Dairy industry players in Zambia are very concerned that the government is about to lift the ban on imports of milk, allowing cheap milk from Kenya and, to a lesser extent South Africa, to flood into the country. The poultry industry recently endured a similar tariff-removal shock and the agricultural community appears very unsettled. Zambian producers argue that they should be protected because it costs less to produce milk in Kenya because Kenya has better weather and environmental conditions.
It's a tough question. A lot of money has been invested over the past couple of decades to integrate smallholder producers into the dairy value chain in Kenya. Thousands and thousands of smallholder farmers produce milk that is collected and sold commercially. So, dairy is providing incomes, decent livelihoods and local economic development for the rural poor - a large and particularly vulnerable group in almost any sub-Saharan African country. And growing the market could provide an opportunity for even more people to build away from poverty. Unlike South Africa, where the dairy industry has in the past few years been overrun by the large multinational dairy companies squeezing family-farm producers to the point of bankruptcy, Kenya's dairy industry seems to be relatively pro-poor.

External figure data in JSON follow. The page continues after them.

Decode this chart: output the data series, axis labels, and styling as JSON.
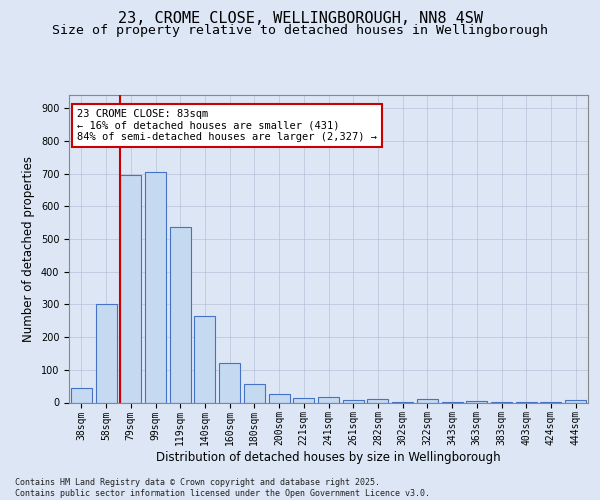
{
  "title_line1": "23, CROME CLOSE, WELLINGBOROUGH, NN8 4SW",
  "title_line2": "Size of property relative to detached houses in Wellingborough",
  "xlabel": "Distribution of detached houses by size in Wellingborough",
  "ylabel": "Number of detached properties",
  "categories": [
    "38sqm",
    "58sqm",
    "79sqm",
    "99sqm",
    "119sqm",
    "140sqm",
    "160sqm",
    "180sqm",
    "200sqm",
    "221sqm",
    "241sqm",
    "261sqm",
    "282sqm",
    "302sqm",
    "322sqm",
    "343sqm",
    "363sqm",
    "383sqm",
    "403sqm",
    "424sqm",
    "444sqm"
  ],
  "values": [
    45,
    300,
    695,
    705,
    537,
    265,
    121,
    57,
    25,
    14,
    18,
    8,
    10,
    2,
    10,
    2,
    4,
    1,
    1,
    1,
    8
  ],
  "bar_color": "#c5d9f1",
  "bar_edge_color": "#4472c4",
  "bar_edge_width": 0.8,
  "vline_x_index": 2,
  "vline_color": "#cc0000",
  "annotation_text": "23 CROME CLOSE: 83sqm\n← 16% of detached houses are smaller (431)\n84% of semi-detached houses are larger (2,327) →",
  "bg_color": "#dce6f5",
  "plot_bg_color": "#dce6f5",
  "footer_text": "Contains HM Land Registry data © Crown copyright and database right 2025.\nContains public sector information licensed under the Open Government Licence v3.0.",
  "ylim": [
    0,
    940
  ],
  "yticks": [
    0,
    100,
    200,
    300,
    400,
    500,
    600,
    700,
    800,
    900
  ],
  "title_fontsize": 11,
  "subtitle_fontsize": 9.5,
  "axis_label_fontsize": 8.5,
  "tick_fontsize": 7,
  "annotation_fontsize": 7.5,
  "footer_fontsize": 6
}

So, if Kenya is better-suited to produce milk than Zambia, as the Zambian producers argue, and Kenya's dairy value chain is pro-poor, expanding the Kenyan market share to include Zambia might be a good thing for poor people. But it will severely undermine the dairy industry in Zambia. But Zambia's dairy industry doesn't seem particularly pro-poor. In fact smallholder farmers in Zambia face a different struggle for access to markets for their produce (e.g. vegetables) because South African supermarkets have a strangle-hold on the retail sector and buy pretty much exclusively from South Africa.
It seems that it would be in the interests of smallholder farmer development and poverty alleviation in the region, not to mention Zambian consumers, to lift the trade barriers and allow Kenyan milk into Zambia. At the same time, perhaps Zambia should be considering protecting smallholder vegetable producers from South African imports?
Southern Africa (and East Africa, as Zambia falls on the overlap of the two) is a region of mostly small countries with small economies and crises of overwhelmingly rural poverty. Market-led, government supported development along the lines of integrating an increasing number of poor people into the market system (employment, small business development, etc.) is currently focused within countries. But markets doesn't stay within countries when the countries are small and trade is essential to survival, so how can pro-poor development in agriculture be limited to attempting to protect all domestic producers. If the region is to develop in a way that does not perpetuate and spread the ridiculous inequality that plagues South Africa and Namibia, a more regional perspective has got to be introduced with regard to smallholder farmers and what industries to support.